Zimbabwe Human Rights Association is facing charges related to alleged electoral offenses and will not be cleared to observe the referendum, said the election commission's acting head Joyce Kazembe. Officials with the group, also known as ZimRights, have been accused of the illegal possession of voter registration forms and fraud in obtaining them. The group denies any wrongdoing.

Most independent civic groups say they will boycott vote monitoring Saturday if any activists are barred access to observe polling.

Police loyal to President Robert Mugabe have intensified raids and arrests targeting activist groups in recent weeks and have seized from offices documents and equipment, including cheap radio receivers that can tune in to stations not controlled by Mugabe's local broadcasting monopoly.

Mugabe's spokesman George Charamba said the government was investigating what he called the recent illegal importation of the cheap radio receivers, according to Wednesday reports from the state Herald newspaper, run by Mugabe loyalists.

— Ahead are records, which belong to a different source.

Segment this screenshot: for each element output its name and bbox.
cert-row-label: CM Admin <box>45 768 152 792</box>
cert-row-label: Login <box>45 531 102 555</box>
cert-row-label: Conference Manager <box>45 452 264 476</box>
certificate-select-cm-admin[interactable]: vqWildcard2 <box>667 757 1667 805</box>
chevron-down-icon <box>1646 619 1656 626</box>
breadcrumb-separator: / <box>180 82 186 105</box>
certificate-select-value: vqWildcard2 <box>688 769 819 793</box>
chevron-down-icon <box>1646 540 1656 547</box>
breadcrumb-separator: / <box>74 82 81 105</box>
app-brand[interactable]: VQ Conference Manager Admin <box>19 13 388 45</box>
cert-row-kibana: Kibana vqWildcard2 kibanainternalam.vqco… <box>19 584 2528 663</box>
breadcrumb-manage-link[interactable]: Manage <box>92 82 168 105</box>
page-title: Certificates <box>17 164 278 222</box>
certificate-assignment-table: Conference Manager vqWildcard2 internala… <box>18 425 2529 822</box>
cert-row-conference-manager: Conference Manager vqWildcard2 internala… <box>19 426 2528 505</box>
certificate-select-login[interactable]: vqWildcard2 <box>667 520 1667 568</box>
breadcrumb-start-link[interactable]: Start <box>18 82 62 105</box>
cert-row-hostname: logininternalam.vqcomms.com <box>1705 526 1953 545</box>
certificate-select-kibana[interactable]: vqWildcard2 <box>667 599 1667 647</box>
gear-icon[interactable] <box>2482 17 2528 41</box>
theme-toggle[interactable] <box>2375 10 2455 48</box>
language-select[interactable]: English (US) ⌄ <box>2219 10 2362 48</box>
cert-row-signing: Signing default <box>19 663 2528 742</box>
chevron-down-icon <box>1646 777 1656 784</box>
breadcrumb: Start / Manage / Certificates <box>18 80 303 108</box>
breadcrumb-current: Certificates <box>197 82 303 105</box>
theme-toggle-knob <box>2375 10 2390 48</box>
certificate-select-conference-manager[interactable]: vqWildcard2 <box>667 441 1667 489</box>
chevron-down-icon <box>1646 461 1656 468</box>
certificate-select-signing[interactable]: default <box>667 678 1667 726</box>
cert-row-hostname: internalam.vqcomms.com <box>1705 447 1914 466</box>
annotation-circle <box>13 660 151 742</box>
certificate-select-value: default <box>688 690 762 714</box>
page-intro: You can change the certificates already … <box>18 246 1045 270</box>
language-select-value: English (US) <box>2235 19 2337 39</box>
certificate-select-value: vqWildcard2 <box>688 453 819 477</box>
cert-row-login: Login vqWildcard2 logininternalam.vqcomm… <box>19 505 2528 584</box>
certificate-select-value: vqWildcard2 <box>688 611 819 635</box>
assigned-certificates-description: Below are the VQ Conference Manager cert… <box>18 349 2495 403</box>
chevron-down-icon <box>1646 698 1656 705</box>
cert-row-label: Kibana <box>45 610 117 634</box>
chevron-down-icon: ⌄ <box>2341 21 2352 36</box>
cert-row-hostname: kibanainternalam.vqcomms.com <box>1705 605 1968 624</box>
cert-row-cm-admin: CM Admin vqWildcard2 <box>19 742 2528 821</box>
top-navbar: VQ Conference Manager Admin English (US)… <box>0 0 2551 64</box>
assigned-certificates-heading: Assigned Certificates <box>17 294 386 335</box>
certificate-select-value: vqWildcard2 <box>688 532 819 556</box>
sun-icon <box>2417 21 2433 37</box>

Charamba said the devices were imported with the assistance of diplomats he did not identify. The hand-cranked radios, also capable of sending data on 3G mobile phone networks, are British made.

Charamba said the foreign ministry in Harare planned to summon the head of the embassy concerned but did not elaborate.

"We are also investigating whether it has such a mandate within its terms of reference to engage in such work," Charamba said, according to The Herald.

British officials said Ambassador Deborah Bronnert was not summoned to Foreign Minister Simbarashe Mumbengwegwi's office by late Wednesday.

The Herald alleged the radios were distributed to Western-backed rights and pro-democracy groups plotting for "regime change" against Mugabe's party. Mugabe led the nation to independence from Britain in 1980 but was forced by regional leaders to join a coalition government with the former opposition leader, Prime Minister Morgan Tsvangirai, after the last violent and disputed elections in 2008.

Western nations have imposed banking, business and travel restrictions on Mugabe and his party leaders, alleging their involvement in a decade of human rights violations and political repression.

Charamba described the radios as a gadget designed to subvert electoral processes and its importers had "a sinister intention to suggest to the world that the government of Zimbabwe is so absurd as to stop the distribution of radios" at election time.

Outlining concerns about the device, The Herald said U.S. movie actor Tom Hanks was a goodwill ambassador for the British firm making it and attributed to him remarks that had the technology been available in the Cold War it could have ended Soviet repression and "brought the Soviet Union to its knees" long before its eventual collapse.

After independence in 1980, Mugabe and his Zanu-PF party maintained close ties with Soviet leaders.

The Herald claimed Hanks lent his name to supporting the radios without batteries, costing about $30, after he said he "immediately saw the impact it could have on the impoverished people in Africa and the world."